Vient un moment où il faut s'entendre sur le fait qu'on ne s'entendra pas et récolter les gains, aussi modestes soient-ils, pendant qu'il est encore temps. C'est là qu'on est rendu avec la « neutralité religieuse » de l'État.

Le débat dure depuis une décennie. Il y a eu la commission Bouchard-Taylor, de nombreux projets de loi et encore plus de consultations. Tellement que pour le projet de loi 62 du gouvernement Couillard, des juristes n'ont même pas pris la peine d'écrire un mémoire. Ils ont simplement dirigé vers leurs analyses de... 2010. Car rien n'a changé depuis.

Tous les arguments ont été entendus sans qu'on avance.
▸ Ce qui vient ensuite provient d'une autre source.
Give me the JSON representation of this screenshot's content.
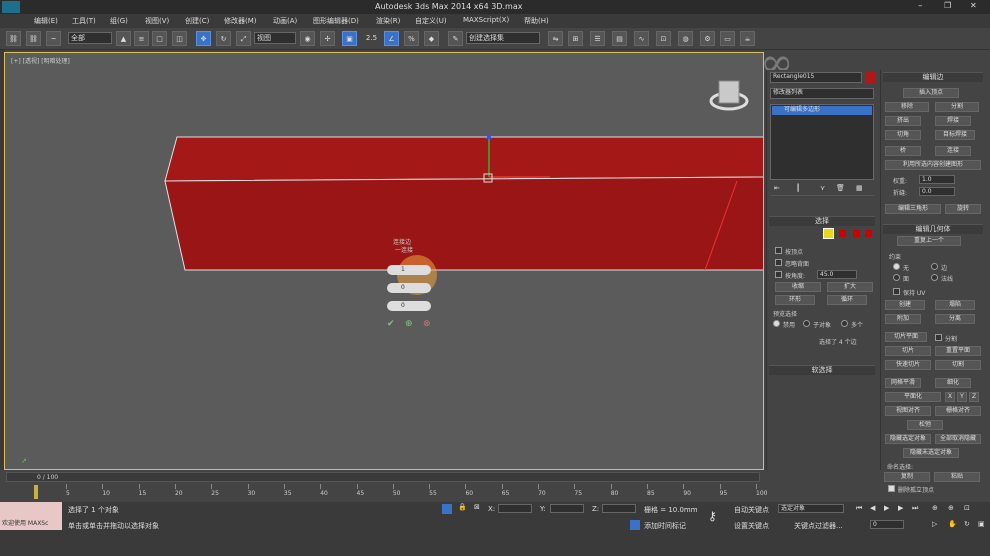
{
  "window": {
    "title": "Autodesk 3ds Max  2014 x64     3D.max"
  },
  "menu": [
    "编辑(E)",
    "工具(T)",
    "组(G)",
    "视图(V)",
    "创建(C)",
    "修改器(M)",
    "动画(A)",
    "图形编辑器(D)",
    "渲染(R)",
    "自定义(U)",
    "MAXScript(X)",
    "帮助(H)"
  ],
  "toolbar": {
    "filter": "全部",
    "refcoord": "视图",
    "snap_label": "2.5",
    "named_sel": "创建选择集"
  },
  "viewport": {
    "label": "[+] [透视] [明暗处理]"
  },
  "caddy": {
    "title": "连接边",
    "subtitle": "一连接",
    "field1": "1",
    "field2": "0",
    "field3": "0"
  },
  "modpanel": {
    "object_name": "Rectangle015",
    "modifier_list": "修改器列表",
    "stack_item": "可编辑多边形",
    "selection_header": "选择",
    "by_vertex": "按顶点",
    "ignore_backfacing": "忽略背面",
    "by_angle": "按角度:",
    "angle_value": "45.0",
    "shrink": "收缩",
    "grow": "扩大",
    "ring": "环形",
    "loop": "循环",
    "preview_header": "预览选择",
    "preview_off": "禁用",
    "preview_subobj": "子对象",
    "preview_multi": "多个",
    "status": "选择了 4 个边",
    "soft_select": "软选择"
  },
  "editedges": {
    "header": "编辑边",
    "insert_vertex": "插入顶点",
    "remove": "移除",
    "split": "分割",
    "extrude": "挤出",
    "weld": "焊接",
    "chamfer": "切角",
    "target_weld": "目标焊接",
    "bridge": "桥",
    "connect": "连接",
    "create_shape": "利用所选内容创建图形",
    "weight_label": "权重:",
    "weight_value": "1.0",
    "crease_label": "折缝:",
    "crease_value": "0.0",
    "edit_tri": "编辑三角形",
    "turn": "旋转",
    "geom_header": "编辑几何体",
    "repeat_last": "重复上一个",
    "constraints": "约束",
    "c_none": "无",
    "c_edge": "边",
    "c_face": "面",
    "c_normal": "法线",
    "preserve_uv": "保持 UV",
    "create": "创建",
    "collapse": "塌陷",
    "attach": "附加",
    "detach": "分离",
    "slice_plane": "切片平面",
    "split2": "分割",
    "slice": "切片",
    "reset_plane": "重置平面",
    "quickslice": "快速切片",
    "cut": "切割",
    "msmooth": "网格平滑",
    "tessellate": "细化",
    "make_planar": "平面化",
    "x": "X",
    "y": "Y",
    "z": "Z",
    "view_align": "视图对齐",
    "grid_align": "栅格对齐",
    "relax": "松弛",
    "hide_sel": "隐藏选定对象",
    "unhide_all": "全部取消隐藏",
    "hide_unsel": "隐藏未选定对象",
    "named_sel": "命名选择:",
    "copy": "复制",
    "paste": "粘贴",
    "delete_iso": "删除孤立顶点"
  },
  "timeline": {
    "frame": "0 / 100",
    "ticks": [
      "5",
      "10",
      "15",
      "20",
      "25",
      "30",
      "35",
      "40",
      "45",
      "50",
      "55",
      "60",
      "65",
      "70",
      "75",
      "80",
      "85",
      "90",
      "95",
      "100"
    ]
  },
  "status": {
    "welcome": "欢迎使用 MAXSc",
    "sel": "选择了 1 个对象",
    "prompt": "单击或单击并拖动以选择对象",
    "x_label": "X:",
    "y_label": "Y:",
    "z_label": "Z:",
    "grid": "栅格 = 10.0mm",
    "add_time_tag": "添加时间标记",
    "auto_key": "自动关键点",
    "set_key": "设置关键点",
    "sel_obj": "选定对象",
    "key_filter": "关键点过滤器...",
    "frame_field": "0"
  },
  "colors": {
    "accent": "#3a72c8",
    "object": "#b01818",
    "viewport_border": "#d8c060"
  }
}
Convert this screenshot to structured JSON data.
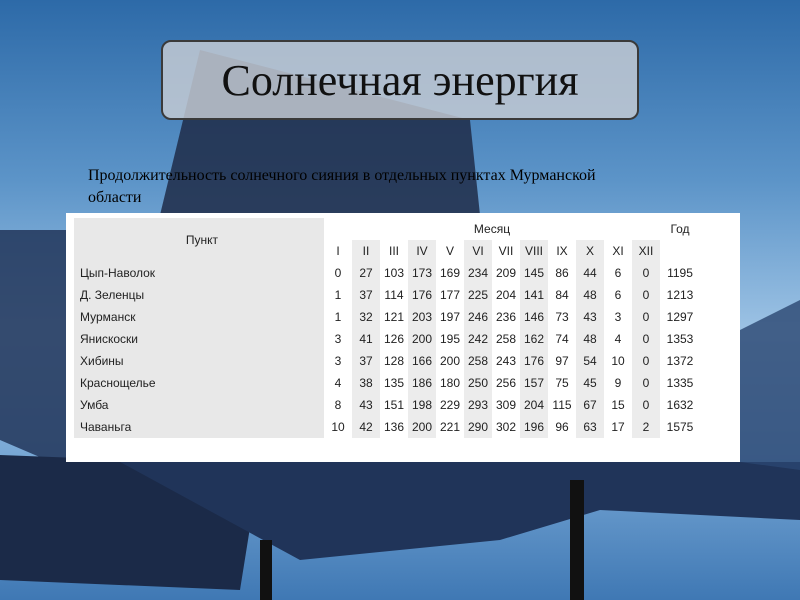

C'est dans ce contexte qu'a repris la semaine dernière l'étude du projet de loi 62.

On sait déjà qu'il ne satisfera pas tout le monde. Les attentes devraient être plus modestes: le gouvernement libéral ne doit pas reculer, ni faire un pas de côté qui aggraverait la confusion. Il doit avancer, en concrétisant les maigres consensus actuels, pour mettre derrière nous des tensions sociales déjà vives. Si un futur gouvernement souhaite ensuite renforcer la loi, il pourra construire à partir de cette base.

Malheureusement, des inquiétudes demeurent avec le projet de loi libéral. Même s'il ne changera pas grand-chose, ce pas grand-chose est mal compris. Pas surprenant, après tant d'années de débats hypertisans...

Après l'adoption de la loi, des décisions risquent ainsi d'étonner ceux qui croyaient que le voile intégral ou les accommodements religieux seraient désormais interdits. Le débat pourrait continuer de se refaire, un scandale à la fois.

LE VOILE INTÉGRAL À PEU PRÈS INTERDIT

Le maire Coderre s'offusque que la nouvelle version de la loi s'applique à Montréal. Or, la métropole n'est pas une principauté. Les grands principes de l'État québécois, comme sa neutralité face aux religions, la concernent. Et M. Coderre en exagère les effets.

La loi ne mettrait pas tout à fait fin au voile intégral (niqab et burqa) pour celles qui donnent et reçoivent des services de l'État. Elle le proscrirait de façon générale, mais permettrait les demandes d'accommodements à condition que cela ne nuise pas à la communication, la sécurité ou l'identification.

Or, le gouvernement n'ose pas le dire clairement. En point de presse, la ministre Vallée n'a pas réussi à dire ce qu'il adviendrait d'une femme portant le niqab dans l'autobus. On comprend qu'elle ne puisse pas trancher, car la décision ne relèverait pas de son gouvernement - selon la loi, un responsable de la STM jugerait chaque cas en fonction des critères de la loi. Mais la ministre devrait au moins expliquer ce processus.

Ne serait-ce pas plus simple d'interdire sans exception le voile intégral ? Pas vraiment. Il est déjà paradoxal qu'une loi sur la neutralité religieuse - qui doit empêcher l'État de discriminer une personne en fonction de ses croyances - ne cible qu'une religion en particulier. Par contre, le voile intégral est un signe religieux très particulier, un symbole intégriste et obscurantiste qui infériorise la femme.

Pour que la loi survive à une contestation judiciaire, on a donc trouvé une autre raison pour l'interdire, celle de la sécurité et de la communication.

Ce motif se défend bien - il a d'ailleurs été jugé valable par la Cour européenne des droits de l'homme. C'est aussi de cette façon que procédait la charte péquiste des valeurs québécoises.

Le projet de loi inscrit dans le même article les gens qui donnent et reçoivent des services de l'État. Toutefois, contrairement à un fonctionnaire, un simple citoyen ne représente pas l'État. Que fera-t-on d'une femme en niqab qui arrive en civière à l'urgence ? Ou dans l'autobus ? Si la sécurité et la communication sont les seuls critères, il sera difficile de distinguer en plein hiver entre un niqab et une cagoule.

Ces cas seront jugés à partir d'une jurisprudence qui penche déjà en faveur de la liberté de religion. Par exemple, en 2012, la Cour suprême a permis, dans un jugement d'une sophistication ésotérique, à une femme de témoigner le visage masqué dans un procès criminel. Mais toutes les demandes ne sont pas permises, comme le prouve l'expulsion au 2010 au cégep de Saint-Laurent d'une femme qui refusait tout compromis pour garder son niqab dans son cours de francisation.

On le voit, la loi ne réinvente rien. Des demandes ont déjà été faites, et parfois acceptées, dans l'état actuel du droit. M. Coderre exagère donc quand il craint une « police du niqab ». La loi ne fera que préciser et encadrer cette pratique. Si on croit que la loi « réglera » tout, on se magasine une grande déception.